The Democratic Party of Arkansas is getting a new executive director, hailing from another rural state offering a tough electoral landscape.
The state party announced Monday that Ted Dick, who once held the position in Montana’s Democratic Party, will step into the role next week.
Democrats in Montana, like in Arkansas, had some significant losses in the 2014 midterm elections. Republicans in Big Sky Country picked up the state’s sole U.S. House seat and a U.S. Senate seat in 2014.
But that was after Dick’s time at the helm of the party (December 2010-2012) and after a relatively strong showing by Democrats in the previous election cycle. In 2012, the last elections with Dick serving as executive director, Montana Democrats won a U.S. Senate seat and the governor’s office. Though still in the minority in the 61-39 Republican controlled state House, Democrats picked up seven seats.
Long-time Montana political reporter Chuck Johnson says Dick succeeded in part by crafting a state-level identity for Democrats – apart from a more liberal national brand.
“Local Democrats who win often aren’t in tune totally with the national Democratic Party. We often don’t vote for the Democratic presidential candidate but we can elect senators and governors,” he said. “I think Ted is probably one who would be in that category, who could help candidates win in a state that may not be voting nationally for a Democrat.”

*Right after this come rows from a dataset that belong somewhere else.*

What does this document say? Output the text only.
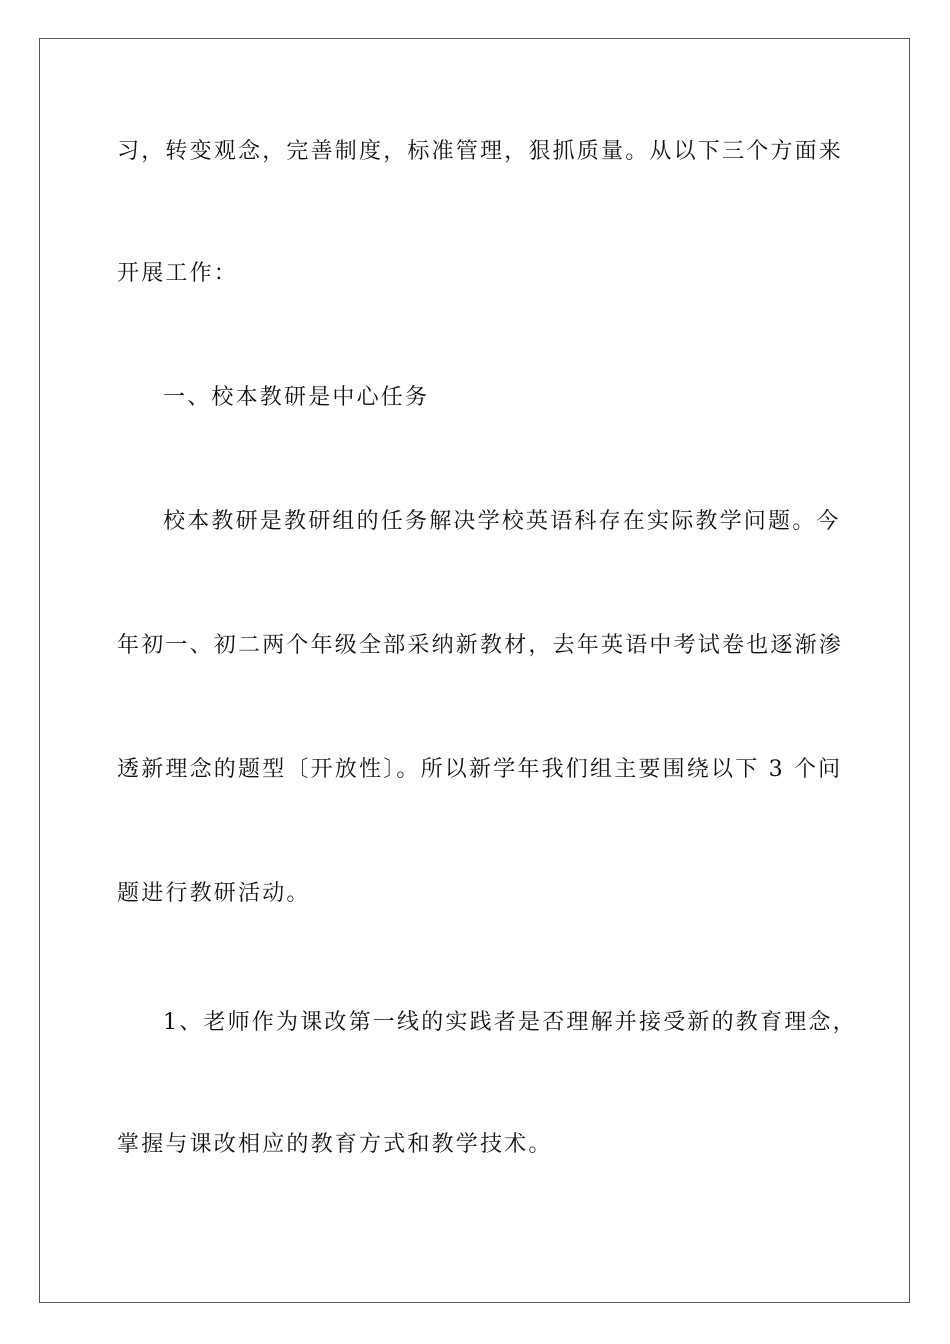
习，转变观念，完善制度，标准管理，狠抓质量。从以下三个方面来
开展工作：
一、校本教研是中心任务
校本教研是教研组的任务解决学校英语科存在实际教学问题。今
年初一、初二两个年级全部采纳新教材，去年英语中考试卷也逐渐渗
透新理念的题型〔开放性〕。所以新学年我们组主要围绕以下 3 个问
题进行教研活动。
1、老师作为课改第一线的实践者是否理解并接受新的教育理念，
掌握与课改相应的教育方式和教学技术。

Johnson covered Montana politics for 43 years for some of Montana’s largest newspapers before retiring following a bureau closing this year. His one time newspaper colleague Mike Dennison, now with MTN Televeision in Montana, agrees and notes rural voters have been increasingly hard to get for Democrats.
“Montana is of course a rural state so Democrats in Montana, they’re against gun control and things like that. Not unlike some places in the South where Democrats aren’t running to align themselves with President Obama,” said Dennison.
“The rural areas, they used to be able to win a few here and there as far as legislative seats, but that’s a really rare occurrence now. The only rural districts they win anymore are Indian reservations.” He said turnout in urban areas has helped Democrats carry some contests, “the large majority in some of the cities are able to help win statewide offices.”
Arkansas Democrats recently lost two state representatives from rural areas via party conversion. Wes Wagner of northeast Arkansas did not cite a specific reason for switching to the GOP, while Mike Holcomb of Jefferson County pointed to the state party’s support of Planned Parenthood.
In 2014 Arkansas Democrats suffered major losses with Republicans sweeping into every single constitutional office and expanding majorities in both chambers of the General Assembly. Though urban areas remain largely represented by Democrats.
Dick has also worked for the Service Employees International Union and the Senate Democratic Campaign Committee. He replaces Candace Martin.